Le texte, en outre, nous révèle une fois de plus l'impartiale façon d'écrire de notre historien. Il ne lui suffit pas d'avoir dépeint l'Eglise dans la gloire de ses débuts ; il raconte aussi ses jours d'épreuve et de danger : le péché d'Ananias, les troubles au sujet des aumônes, la persécution fomentée par Hérode. Nous voici à une heure plus critique encore. Les succès extraordinaires d'une première mission en pays païen semblent entraîner des conséquences redoutables quant aux obligations renfermées dans la loi mosaïque, et même quant à l'organisation de l'apostolat ancien. Paul ni Barnabas ne font partie du cercle des douze ; ils n'en ont pas moins fondé de vivantes communautés chrétiennes. L'Eglise d'Antioche, d'où ce mouvement est parti, devient toujours plus indépendante de celle de Jérusalem. Comment concilier ces manifestations avec les institutions théocratiques ? Graves questions, dont les disciples ne pouvaient pas ne pas s'inquiéter. Aussi, du milieu des judéo-chrétiens, croyants mais attachés au passé, nous allons voir sortir les germes d'un redoutable conflit.





15.1   Des hommes, dont nous ne savons ni le nombre5 ni les noms, se font, dans la jeune Eglise syrienne, les défenseurs décidés de la tradition.
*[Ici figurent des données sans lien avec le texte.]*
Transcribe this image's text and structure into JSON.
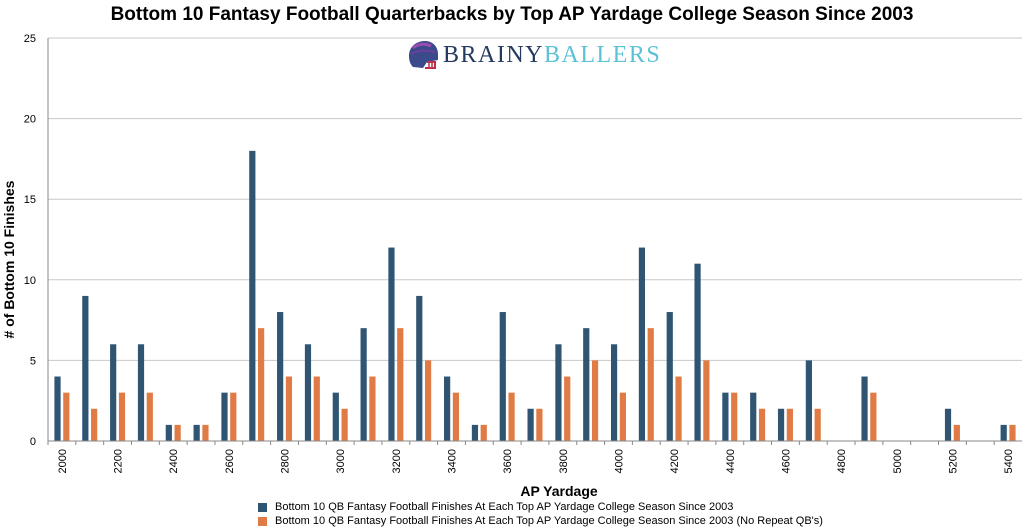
{
  "chart_data": {
    "type": "bar",
    "title": "Bottom 10 Fantasy Football Quarterbacks by Top AP Yardage College Season Since 2003",
    "xlabel": "AP Yardage",
    "ylabel": "# of Bottom 10 Finishes",
    "ylim": [
      0,
      25
    ],
    "yticks": [
      "0",
      "5",
      "10",
      "15",
      "20",
      "25"
    ],
    "categories": [
      "2000",
      "2100",
      "2200",
      "2300",
      "2400",
      "2500",
      "2600",
      "2700",
      "2800",
      "2900",
      "3000",
      "3100",
      "3200",
      "3300",
      "3400",
      "3500",
      "3600",
      "3700",
      "3800",
      "3900",
      "4000",
      "4100",
      "4200",
      "4300",
      "4400",
      "4500",
      "4600",
      "4700",
      "4800",
      "4900",
      "5000",
      "5100",
      "5200",
      "5300",
      "5400"
    ],
    "tick_labels": [
      "2000",
      "",
      "2200",
      "",
      "2400",
      "",
      "2600",
      "",
      "2800",
      "",
      "3000",
      "",
      "3200",
      "",
      "3400",
      "",
      "3600",
      "",
      "3800",
      "",
      "4000",
      "",
      "4200",
      "",
      "4400",
      "",
      "4600",
      "",
      "4800",
      "",
      "5000",
      "",
      "5200",
      "",
      "5400"
    ],
    "series": [
      {
        "name": "Bottom 10 QB Fantasy Football Finishes At Each Top AP Yardage College Season Since 2003",
        "color": "#2f5573",
        "values": [
          4,
          9,
          6,
          6,
          1,
          1,
          3,
          18,
          8,
          6,
          3,
          7,
          12,
          9,
          4,
          1,
          8,
          2,
          6,
          7,
          6,
          12,
          8,
          11,
          3,
          3,
          2,
          5,
          0,
          4,
          0,
          0,
          2,
          0,
          1
        ]
      },
      {
        "name": "Bottom 10 QB Fantasy Football Finishes At Each Top AP Yardage College Season Since 2003 (No Repeat QB's)",
        "color": "#e07b45",
        "values": [
          3,
          2,
          3,
          3,
          1,
          1,
          3,
          7,
          4,
          4,
          2,
          4,
          7,
          5,
          3,
          1,
          3,
          2,
          4,
          5,
          3,
          7,
          4,
          5,
          3,
          2,
          2,
          2,
          0,
          3,
          0,
          0,
          1,
          0,
          1
        ]
      }
    ],
    "grid": true,
    "legend_position": "bottom"
  },
  "logo": {
    "part1": "BRAINY",
    "part2": "BALLERS"
  }
}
Ils arrivent de la Judée et, suivant une addition, peu sûre d'ailleurs, de la Peschitto, ils auraient représenté la fraction des pharisiens alors arrivée à la foi. Sont-ils des émissaires de quelque apôtre ou de Jacques, le frère du Seigneur, chargés d'une sorte d'examen de la situation ? Cela n'est ni certain ni absolument impossible. Ils ont par devers eux, en tout cas, une doctrine déterminée, et ils l'enseignent ouvertement : ἐδίδασκον, dit l'auteur. Ils la résument dans cette phrase très courte et très catégorique : Si vous n'êtes pas circoncis selon l'institution de Moïse, vous ne pouvez pas être sauvés. Qu'un païen pût, à la rigueur, recevoir le baptême sans avoir été circoncis, devant l'exemple de Corneille ils étaient bien contraints de l'admettre. Mais le baptême, à leur sens, n'exemptera jamais de la circoncision. Un païen ne sera pas sauvé s'il n'accepte toute la loi de Moïse, résumée à leurs yeux et comme concentrée dans cette cérémonie. La plus simple équité commande d'en rester à ce principe. Autrement la condition du Gentil, débarrassé du joug lévitique, devient trop douce vis-à-vis de celle du Juif, accablé de ce fardeau. Autant nier, désormais, toutes les promesses de l'Eternel aux fils d'Abraham. Et en vérité certaines paroles de Jésus semblaient appuyer le point de vue de ces nouveaux venus, par exemple Matthieu 5.17 ; 23.2-3,23. Comment ne pas conclure de là à la permanence voulue et inattaquable du judaïsme, même au sein de l'Eglise ?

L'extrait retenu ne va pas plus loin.